Idealismus plus investigative Recherche

So ist bei Andre Meister und seinen Kollegen eine große Portion Idealismus mit im Spiel. Dazu kommen investigative Recherchen. Netzpolitik.org zitierte bereits mehrmals aus geheimen Akten des Untersuchungsausschusses. Dazu gab es am vergangenen Donnerstag einen heftigen Beschwerdebrief von Bundeskanzleramtsminister Peter Altmaier (CDU). Die Netzpolitik-Macher fühlen sich dadurch in ihrer Arbeit bestätigt.

Der Blogger Sascha Lobo wirft den Netzaktivisten dagegen vor, dass sie es bisher nicht geschafft hätten, die Menschen für die Gefahren der Massenüberwachung zu sensibilisieren. "Die Menschen haben ihr Verhalten schon verändert. Sie fragen sich beispielsweise, ob sie eine SMS mit einem lustigen Osama-Witz wirklich schicken sollen. Die Leute fragen sich das tatsächlich, aber sie verdrängen es wieder. Genau wie man es am Flughafen auch nicht schlimm findet, dass einem jemand in den Schritt fasst, weil der eine Bombe sucht."

Constanze Kurz ist optimistischer. Die Sprecherin des Chaos Computer Clubs findet, dass sich einiges bewegt: "Dadurch, dass das Überwachungsthema jeden Tag in den Zeitungen steht, ist das ein Prozess, der aber ganz definitiv einsetzt. Ich habe in den letzten eineinhalb Jahren hunderte Male Menschen Chat-Verschlüsselung oder Email-Verschlüsselung installiert. Da passiert eine Menge. Man darf aber nicht erwarten, dass das plötzlich eine 180-Grad-Wende wird."

Das Internet-Portal Netzpolitik.org feiert mit einer Konferenz 10. Geburtstag (Quelle: rbb/Tobias Jaecker)
Der Kampf für die Rechte im Netz geht weiter.

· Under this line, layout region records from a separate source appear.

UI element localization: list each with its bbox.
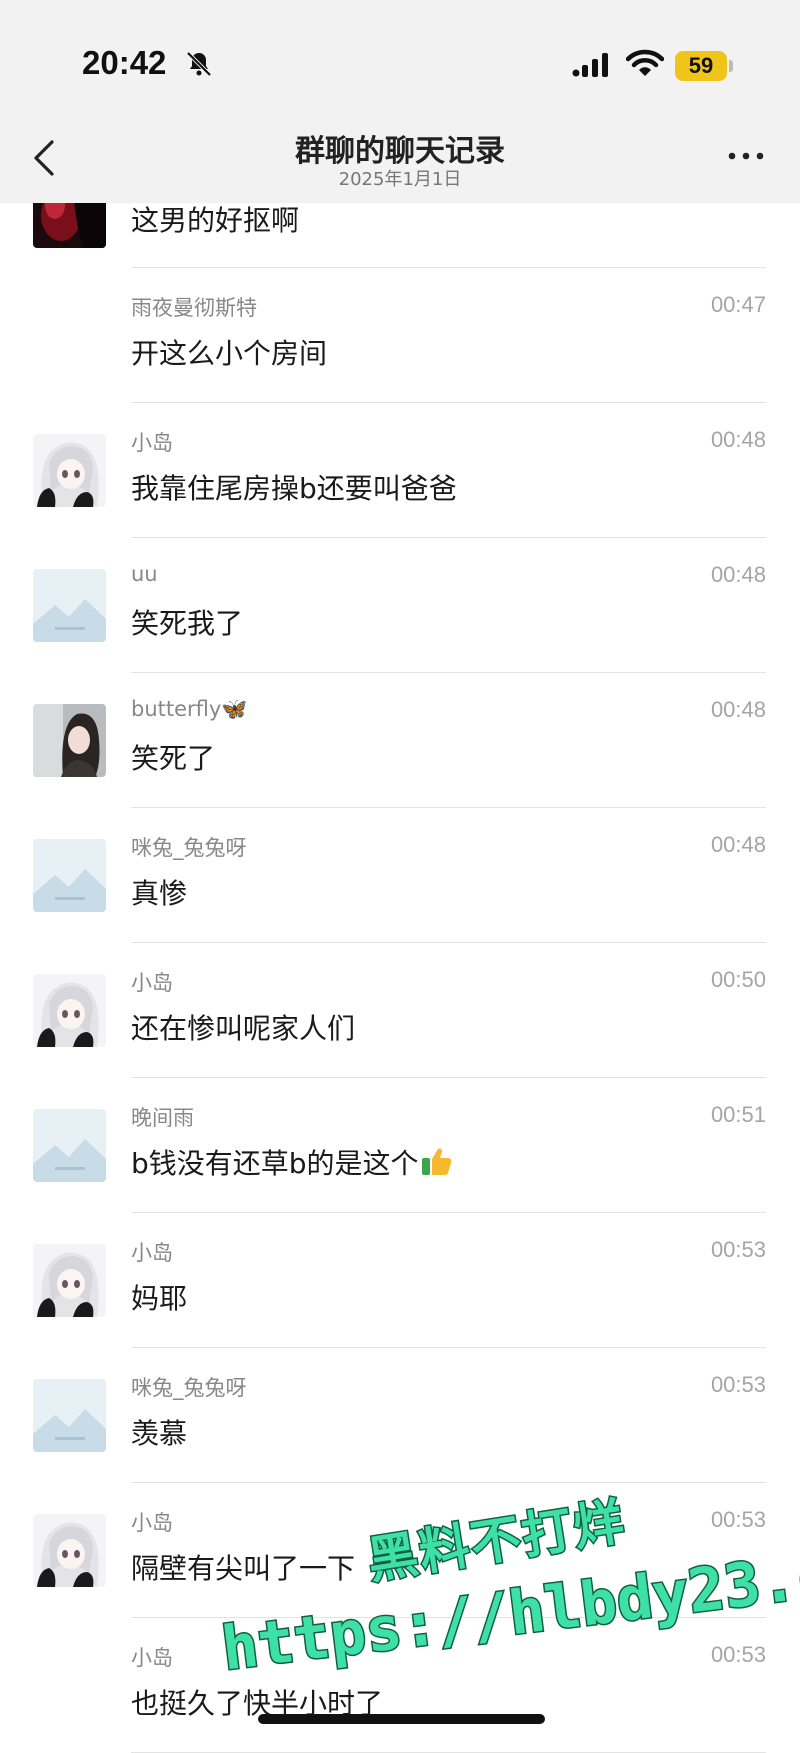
message-text: 笑死了 [131,737,215,777]
navigation-header: 20:42 59 群聊的聊天记录 2025年1月1日 [0,0,800,203]
sender-avatar[interactable] [33,434,106,507]
home-indicator [258,1714,545,1724]
bell-muted-icon [186,51,212,77]
message-time: 00:48 [710,832,766,857]
message-time: 00:48 [710,697,766,722]
sender-name: 雨夜曼彻斯特 [131,296,257,320]
message-item[interactable]: 小岛 00:50 还在惨叫呢家人们 [0,943,800,1078]
sender-name: 小岛 [131,1511,173,1535]
message-time: 00:53 [710,1642,766,1667]
battery-nub [729,60,733,72]
message-item[interactable]: 雨夜曼彻斯特 00:47 开这么小个房间 [0,268,800,403]
message-item[interactable]: uu 00:48 笑死我了 [0,538,800,673]
sender-name: uu [131,562,158,586]
more-options-icon[interactable] [724,140,768,172]
page-subtitle-date: 2025年1月1日 [338,169,462,190]
message-time: 00:48 [710,427,766,452]
message-item[interactable]: butterfly🦋 00:48 笑死了 [0,673,800,808]
message-text-content: 妈耶 [131,1282,188,1315]
sender-avatar[interactable] [33,1379,106,1452]
message-text: 隔壁有尖叫了一下 [131,1547,355,1587]
message-text: 真惨 [131,872,187,912]
sender-name: 小岛 [131,1241,173,1265]
message-text-content: 笑死我了 [131,607,244,640]
message-text-content: 真惨 [131,877,188,910]
message-time: 00:53 [710,1507,766,1532]
message-text-content: 还在惨叫呢家人们 [131,1012,356,1045]
message-text: 我靠住尾房操b还要叫爸爸 [131,467,457,507]
message-item[interactable]: 咪兔_兔兔呀 00:48 真惨 [0,808,800,943]
cellular-signal-icon [572,53,608,77]
sender-name: 小岛 [131,431,173,455]
message-text-content: 这男的好抠啊 [131,204,300,237]
message-time: 00:51 [710,1102,766,1127]
message-text-content: b钱没有还草b的是这个 [131,1147,419,1180]
sender-name: 晚间雨 [131,1106,194,1130]
message-time: 00:53 [710,1372,766,1397]
sender-name: 小岛 [131,971,173,995]
message-text: 羡慕 [131,1412,187,1452]
thumbs-up-icon [421,1146,453,1183]
status-time: 20:42 [82,44,167,81]
sender-name: 咪兔_兔兔呀 [131,836,247,860]
page-title: 群聊的聊天记录 [295,134,505,169]
battery-indicator: 59 [675,51,727,81]
message-text-content: 我靠住尾房操b还要叫爸爸 [131,472,457,505]
message-text: b钱没有还草b的是这个 [131,1142,453,1183]
message-item[interactable]: 小岛 00:53 妈耶 [0,1213,800,1348]
message-text: 笑死我了 [131,602,243,642]
sender-avatar[interactable] [33,704,106,777]
message-item[interactable]: 小岛 00:48 我靠住尾房操b还要叫爸爸 [0,403,800,538]
message-text: 还在惨叫呢家人们 [131,1007,355,1047]
message-text: 开这么小个房间 [131,332,327,372]
sender-avatar[interactable] [33,839,106,912]
message-text-content: 开这么小个房间 [131,337,328,370]
wifi-icon [626,49,664,76]
sender-name: butterfly🦋 [131,697,248,721]
sender-avatar[interactable] [33,1109,106,1182]
message-time: 00:47 [710,292,766,317]
message-time: 00:50 [710,967,766,992]
message-item[interactable]: 咪兔_兔兔呀 00:53 羡慕 [0,1348,800,1483]
message-text-content: 笑死了 [131,742,216,775]
message-time: 00:48 [710,562,766,587]
message-text: 妈耶 [131,1277,187,1317]
sender-avatar[interactable] [33,1514,106,1587]
sender-avatar[interactable] [33,1244,106,1317]
sender-name: 小岛 [131,1646,173,1670]
message-item[interactable]: 晚间雨 00:51 b钱没有还草b的是这个 [0,1078,800,1213]
sender-avatar[interactable] [33,974,106,1047]
sender-avatar[interactable] [33,569,106,642]
message-text: 这男的好抠啊 [131,199,299,239]
sender-name: 咪兔_兔兔呀 [131,1376,247,1400]
message-text-content: 羡慕 [131,1417,188,1450]
message-time: 00:53 [710,1237,766,1262]
message-text-content: 隔壁有尖叫了一下 [131,1552,356,1585]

Druck auf die Politik aufrecht erhalten

Jenseits dieser privaten Ebene vermissen viele Netzaktivisten aber vor allem, dass die Politik aktiv wird. Aber auch sie selbst haben große Schwierigkeiten, sich auf griffige Forderungen zu einigen – das wurde auch bei der Konferenz in der Kulturbrauerei deutlich.

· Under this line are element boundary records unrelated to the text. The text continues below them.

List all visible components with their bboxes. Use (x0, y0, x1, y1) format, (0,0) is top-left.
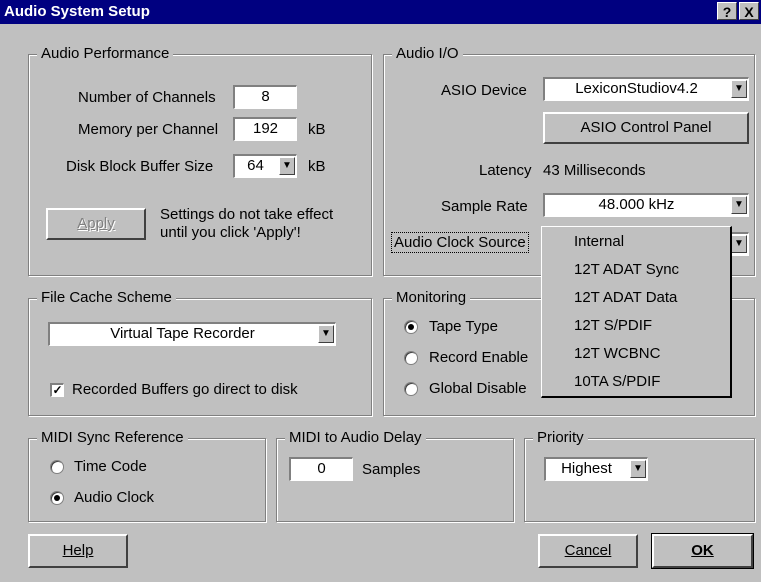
monitoring-legend: Monitoring (392, 289, 471, 306)
chevron-down-icon[interactable]: ▼ (731, 235, 747, 253)
memory-label: Memory per Channel (78, 121, 219, 138)
ok-button[interactable]: OK (651, 533, 754, 569)
monitoring-global-disable-radio[interactable] (404, 382, 418, 396)
latency-value: 43 Milliseconds (543, 162, 646, 179)
audio-clock-source-label: Audio Clock Source (391, 232, 529, 253)
asio-device-select[interactable]: LexiconStudiov4.2 ▼ (543, 77, 749, 101)
midi-sync-legend: MIDI Sync Reference (37, 429, 188, 446)
sample-rate-select[interactable]: 48.000 kHz ▼ (543, 193, 749, 217)
window-title: Audio System Setup (4, 3, 150, 20)
buffer-label: Disk Block Buffer Size (66, 158, 214, 175)
asio-device-label: ASIO Device (441, 82, 527, 99)
help-button[interactable]: Help (28, 534, 128, 568)
close-button[interactable]: X (739, 2, 759, 20)
asio-control-panel-button[interactable]: ASIO Control Panel (543, 112, 749, 144)
midi-sync-group: MIDI Sync Reference (28, 429, 266, 522)
apply-button[interactable]: Apply (46, 208, 146, 240)
sample-rate-value: 48.000 kHz (598, 196, 675, 213)
clock-source-dropdown: Internal 12T ADAT Sync 12T ADAT Data 12T… (541, 226, 732, 398)
clock-option-internal[interactable]: Internal (574, 233, 624, 250)
apply-note-line1: Settings do not take effect (160, 206, 334, 223)
clock-option-wcbnc[interactable]: 12T WCBNC (574, 345, 660, 362)
audio-io-legend: Audio I/O (392, 45, 463, 62)
latency-label: Latency (479, 162, 532, 179)
monitoring-record-enable-label: Record Enable (429, 349, 529, 366)
cache-scheme-select[interactable]: Virtual Tape Recorder ▼ (48, 322, 336, 346)
midi-sync-time-code-radio[interactable] (50, 460, 64, 474)
chevron-down-icon[interactable]: ▼ (630, 460, 646, 478)
midi-sync-time-code-label: Time Code (74, 458, 147, 475)
file-cache-legend: File Cache Scheme (37, 289, 176, 306)
help-title-button[interactable]: ? (717, 2, 737, 20)
priority-value: Highest (561, 460, 612, 477)
apply-note-line2: until you click 'Apply'! (160, 224, 301, 241)
midi-delay-legend: MIDI to Audio Delay (285, 429, 426, 446)
asio-device-value: LexiconStudiov4.2 (575, 80, 698, 97)
clock-option-10ta-spdif[interactable]: 10TA S/PDIF (574, 373, 660, 390)
chevron-down-icon[interactable]: ▼ (731, 196, 747, 214)
file-cache-group: File Cache Scheme (28, 289, 372, 416)
monitoring-global-disable-label: Global Disable (429, 380, 527, 397)
monitoring-tape-type-label: Tape Type (429, 318, 498, 335)
monitoring-tape-type-radio[interactable] (404, 320, 418, 334)
priority-legend: Priority (533, 429, 588, 446)
clock-option-adat-sync[interactable]: 12T ADAT Sync (574, 261, 679, 278)
monitoring-record-enable-radio[interactable] (404, 351, 418, 365)
audio-performance-legend: Audio Performance (37, 45, 174, 62)
cache-scheme-value: Virtual Tape Recorder (110, 325, 255, 342)
channels-label: Number of Channels (78, 89, 216, 106)
buffer-value: 64 (247, 157, 264, 174)
direct-to-disk-label: Recorded Buffers go direct to disk (72, 381, 298, 398)
buffer-unit: kB (308, 158, 326, 175)
chevron-down-icon[interactable]: ▼ (279, 157, 295, 175)
channels-input[interactable]: 8 (233, 85, 297, 109)
midi-delay-input[interactable]: 0 (289, 457, 353, 481)
cancel-button[interactable]: Cancel (538, 534, 638, 568)
memory-input[interactable]: 192 (233, 117, 297, 141)
midi-sync-audio-clock-radio[interactable] (50, 491, 64, 505)
sample-rate-label: Sample Rate (441, 198, 528, 215)
memory-unit: kB (308, 121, 326, 138)
buffer-select[interactable]: 64 ▼ (233, 154, 297, 178)
clock-option-adat-data[interactable]: 12T ADAT Data (574, 289, 677, 306)
midi-sync-audio-clock-label: Audio Clock (74, 489, 155, 506)
chevron-down-icon[interactable]: ▼ (318, 325, 334, 343)
midi-delay-unit: Samples (362, 461, 421, 478)
chevron-down-icon[interactable]: ▼ (731, 80, 747, 98)
priority-select[interactable]: Highest ▼ (544, 457, 648, 481)
clock-option-spdif[interactable]: 12T S/PDIF (574, 317, 652, 334)
direct-to-disk-checkbox[interactable]: ✓ (50, 383, 64, 397)
title-bar: Audio System Setup ? X (0, 0, 761, 24)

Der Gründer von Netzpolitik.org, Markus Beckedahl, drückt das Dilemma so aus: "Es ist eine Vielzahl an technischen und politischen Änderungen und Entscheidungen notwendig, um aus dieser Totalüberwachung auszusteigen, das macht es sehr schwer. Aber trotzdem glaube ich nicht, dass die Empörung kleiner geworden ist. Die Menschen sind nur frustriert. Und die Bundesregierung setzt eine sehr geschickte Taktik des Aussitzens ein, des Kopf-in-den-Sand-steckens."

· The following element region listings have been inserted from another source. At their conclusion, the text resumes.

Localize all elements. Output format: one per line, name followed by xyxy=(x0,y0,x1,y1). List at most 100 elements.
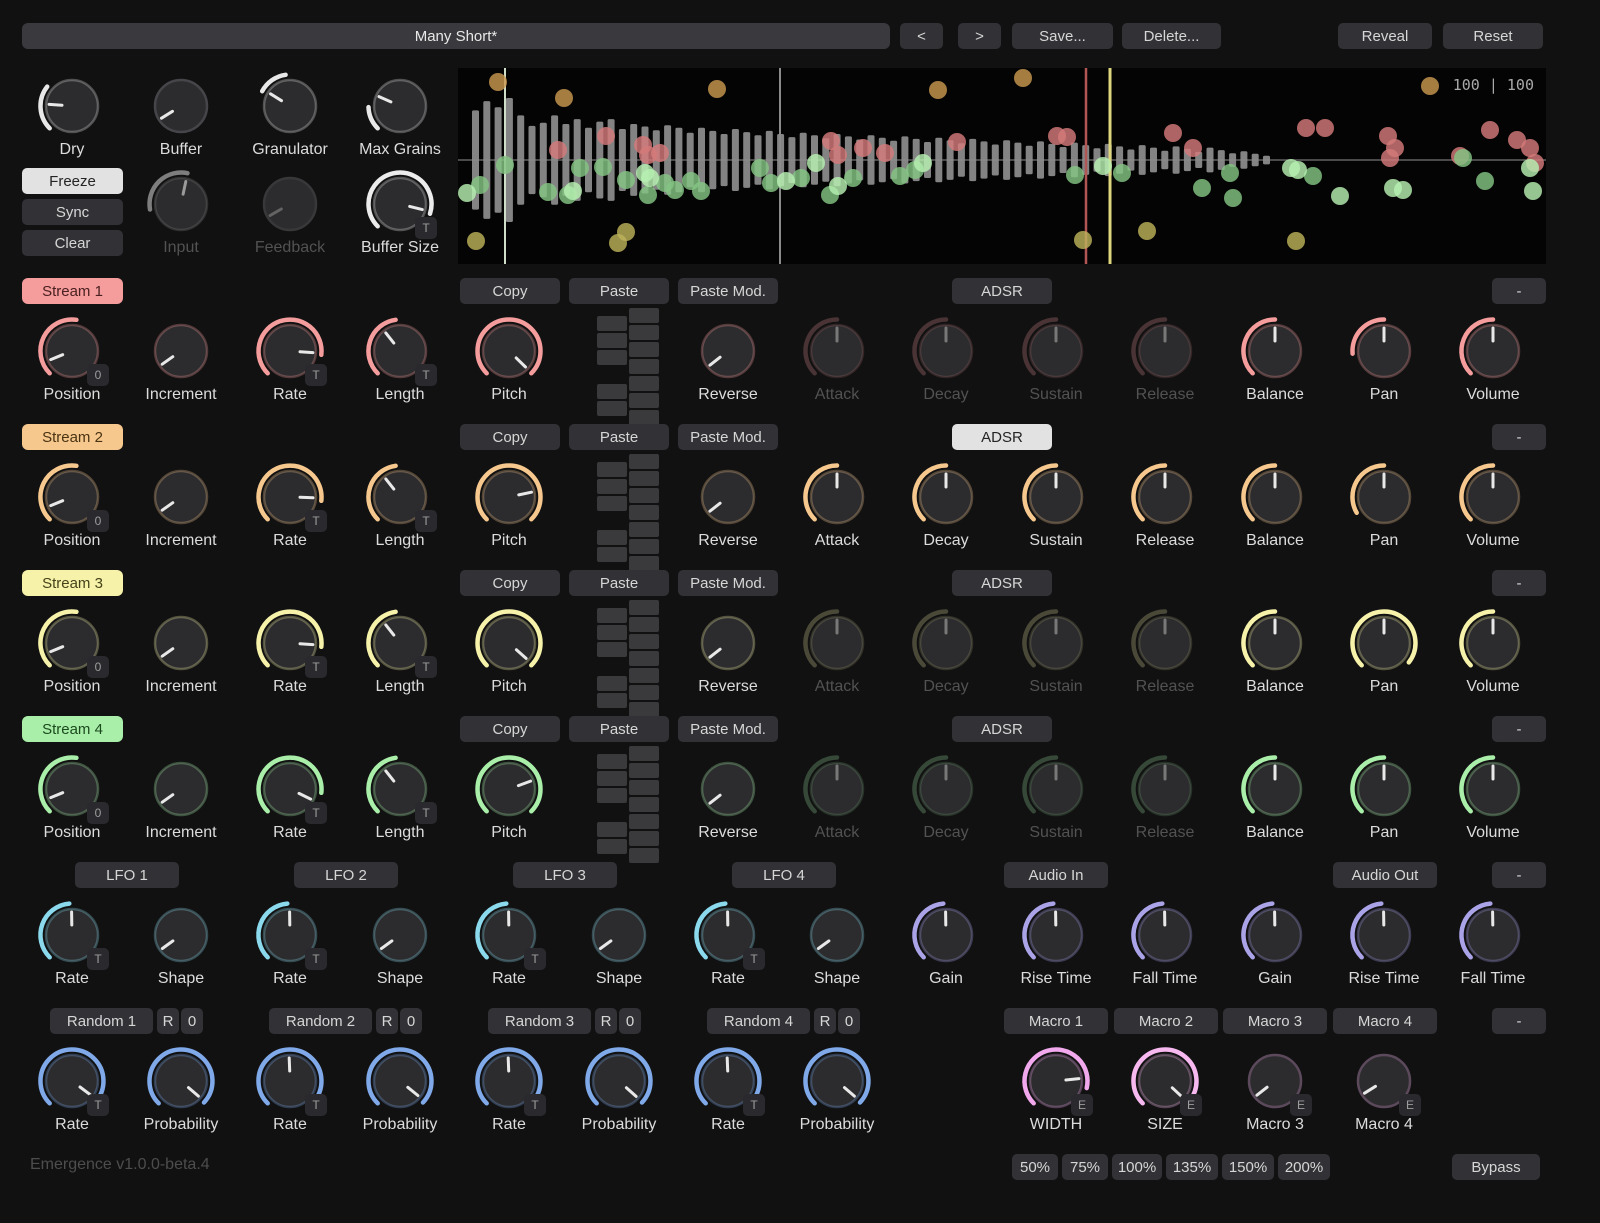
random-1-zero-button[interactable]: 0 xyxy=(181,1008,203,1034)
stream-1-copy-button[interactable]: Copy xyxy=(460,278,560,304)
random-1-button[interactable]: Random 1 xyxy=(50,1008,153,1034)
stream-3-decay-knob[interactable] xyxy=(910,607,982,679)
stream-1-pitch-keyboard-white-key[interactable] xyxy=(629,342,659,357)
stream-3-pitch-keyboard-white-key[interactable] xyxy=(629,685,659,700)
random-1-rate-tempo-badge[interactable]: T xyxy=(87,1094,109,1116)
stream-1-decay-knob[interactable] xyxy=(910,315,982,387)
stream-4-pitch-keyboard-white-key[interactable] xyxy=(629,746,659,761)
stream-1-attack-knob[interactable] xyxy=(801,315,873,387)
zoom-100-button[interactable]: 100% xyxy=(1112,1154,1162,1180)
master-granulator-knob[interactable] xyxy=(254,70,326,142)
random-4-probability-knob[interactable] xyxy=(801,1045,873,1117)
stream-3-sustain-knob[interactable] xyxy=(1020,607,1092,679)
lfo-2-shape-knob[interactable] xyxy=(364,899,436,971)
lfo-2-rate-tempo-badge[interactable]: T xyxy=(305,948,327,970)
stream-3-increment-knob[interactable] xyxy=(145,607,217,679)
stream-3-pitch-keyboard-white-key[interactable] xyxy=(629,668,659,683)
stream-4-position-zero-badge[interactable]: 0 xyxy=(87,802,109,824)
stream-2-copy-button[interactable]: Copy xyxy=(460,424,560,450)
stream-1-pitch-keyboard[interactable] xyxy=(597,308,661,426)
stream-4-reverse-knob[interactable] xyxy=(692,753,764,825)
audio-in-rise-time-knob[interactable] xyxy=(1020,899,1092,971)
stream-2-pitch-keyboard-white-key[interactable] xyxy=(629,539,659,554)
stream-3-pitch-keyboard-white-key[interactable] xyxy=(629,617,659,632)
stream-2-pitch-keyboard-white-key[interactable] xyxy=(629,556,659,571)
stream-2-sustain-knob[interactable] xyxy=(1020,461,1092,533)
stream-2-pitch-knob[interactable] xyxy=(473,461,545,533)
stream-1-collapse-button[interactable]: - xyxy=(1492,278,1546,304)
stream-4-attack-knob[interactable] xyxy=(801,753,873,825)
stream-2-pitch-keyboard-white-key[interactable] xyxy=(629,471,659,486)
stream-4-pitch-keyboard-black-key[interactable] xyxy=(597,822,627,837)
macro-size-edit-badge[interactable]: E xyxy=(1180,1094,1202,1116)
stream-3-pitch-keyboard-white-key[interactable] xyxy=(629,600,659,615)
delete-button[interactable]: Delete... xyxy=(1122,23,1221,49)
stream-3-length-tempo-badge[interactable]: T xyxy=(415,656,437,678)
stream-2-reverse-knob[interactable] xyxy=(692,461,764,533)
stream-2-balance-knob[interactable] xyxy=(1239,461,1311,533)
zoom-135-button[interactable]: 135% xyxy=(1166,1154,1218,1180)
audio-in-button[interactable]: Audio In xyxy=(1004,862,1108,888)
stream-4-length-tempo-badge[interactable]: T xyxy=(415,802,437,824)
stream-1-pitch-keyboard-white-key[interactable] xyxy=(629,376,659,391)
stream-3-copy-button[interactable]: Copy xyxy=(460,570,560,596)
macro-4-button[interactable]: Macro 4 xyxy=(1333,1008,1437,1034)
stream-3-release-knob[interactable] xyxy=(1129,607,1201,679)
stream-1-paste-mod-button[interactable]: Paste Mod. xyxy=(678,278,778,304)
stream-2-paste-button[interactable]: Paste xyxy=(569,424,669,450)
lfo-3-rate-tempo-badge[interactable]: T xyxy=(524,948,546,970)
master-max-grains-knob[interactable] xyxy=(364,70,436,142)
macro-macro-4-edit-badge[interactable]: E xyxy=(1399,1094,1421,1116)
zoom-50-button[interactable]: 50% xyxy=(1012,1154,1058,1180)
stream-4-pan-knob[interactable] xyxy=(1348,753,1420,825)
stream-1-rate-tempo-badge[interactable]: T xyxy=(305,364,327,386)
stream-3-collapse-button[interactable]: - xyxy=(1492,570,1546,596)
random-2-rate-tempo-badge[interactable]: T xyxy=(305,1094,327,1116)
master-buffer-knob[interactable] xyxy=(145,70,217,142)
stream-4-release-knob[interactable] xyxy=(1129,753,1201,825)
lfo-2-button[interactable]: LFO 2 xyxy=(294,862,398,888)
random-4-rate-tempo-badge[interactable]: T xyxy=(743,1094,765,1116)
stream-1-pitch-keyboard-white-key[interactable] xyxy=(629,410,659,425)
random-2-retrigger-button[interactable]: R xyxy=(376,1008,398,1034)
stream-4-pitch-keyboard-black-key[interactable] xyxy=(597,788,627,803)
stream-4-pitch-knob[interactable] xyxy=(473,753,545,825)
stream-2-pitch-keyboard-white-key[interactable] xyxy=(629,454,659,469)
stream-4-copy-button[interactable]: Copy xyxy=(460,716,560,742)
save-button[interactable]: Save... xyxy=(1012,23,1113,49)
waveform-canvas[interactable] xyxy=(458,68,1546,264)
stream-4-rate-tempo-badge[interactable]: T xyxy=(305,802,327,824)
stream-3-position-zero-badge[interactable]: 0 xyxy=(87,656,109,678)
stream-2-button[interactable]: Stream 2 xyxy=(22,424,123,450)
stream-4-collapse-button[interactable]: - xyxy=(1492,716,1546,742)
stream-2-length-tempo-badge[interactable]: T xyxy=(415,510,437,532)
stream-4-pitch-keyboard-black-key[interactable] xyxy=(597,839,627,854)
stream-3-pitch-keyboard-black-key[interactable] xyxy=(597,676,627,691)
stream-4-volume-knob[interactable] xyxy=(1457,753,1529,825)
stream-3-pitch-keyboard-black-key[interactable] xyxy=(597,642,627,657)
stream-3-pitch-keyboard-white-key[interactable] xyxy=(629,702,659,717)
lfo-4-button[interactable]: LFO 4 xyxy=(732,862,836,888)
stream-2-pitch-keyboard-white-key[interactable] xyxy=(629,522,659,537)
random-2-zero-button[interactable]: 0 xyxy=(400,1008,422,1034)
random-1-retrigger-button[interactable]: R xyxy=(157,1008,179,1034)
sync-button[interactable]: Sync xyxy=(22,199,123,225)
stream-1-pitch-knob[interactable] xyxy=(473,315,545,387)
stream-3-pitch-keyboard-white-key[interactable] xyxy=(629,651,659,666)
stream-2-rate-tempo-badge[interactable]: T xyxy=(305,510,327,532)
stream-4-paste-mod-button[interactable]: Paste Mod. xyxy=(678,716,778,742)
stream-4-pitch-keyboard-black-key[interactable] xyxy=(597,771,627,786)
macro-macro-3-edit-badge[interactable]: E xyxy=(1290,1094,1312,1116)
lfo-3-shape-knob[interactable] xyxy=(583,899,655,971)
stream-1-reverse-knob[interactable] xyxy=(692,315,764,387)
lfo-1-rate-tempo-badge[interactable]: T xyxy=(87,948,109,970)
stream-3-paste-button[interactable]: Paste xyxy=(569,570,669,596)
stream-1-paste-button[interactable]: Paste xyxy=(569,278,669,304)
stream-3-attack-knob[interactable] xyxy=(801,607,873,679)
random-3-zero-button[interactable]: 0 xyxy=(619,1008,641,1034)
stream-2-collapse-button[interactable]: - xyxy=(1492,424,1546,450)
stream-2-attack-knob[interactable] xyxy=(801,461,873,533)
stream-1-pitch-keyboard-white-key[interactable] xyxy=(629,308,659,323)
stream-3-pan-knob[interactable] xyxy=(1348,607,1420,679)
stream-1-adsr-button[interactable]: ADSR xyxy=(952,278,1052,304)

So bremst die Regierung den Untersuchungsausschuss aus, indem sie haufenweise Akten schwärzt. Außerdem verzögert sie seit Jahren die europäische Datenschutzreform. Genau da wollen Beckedahl und Co. weiter ansetzen – und die Regierung so lange nerven, bis sich politisch doch noch etwas tut.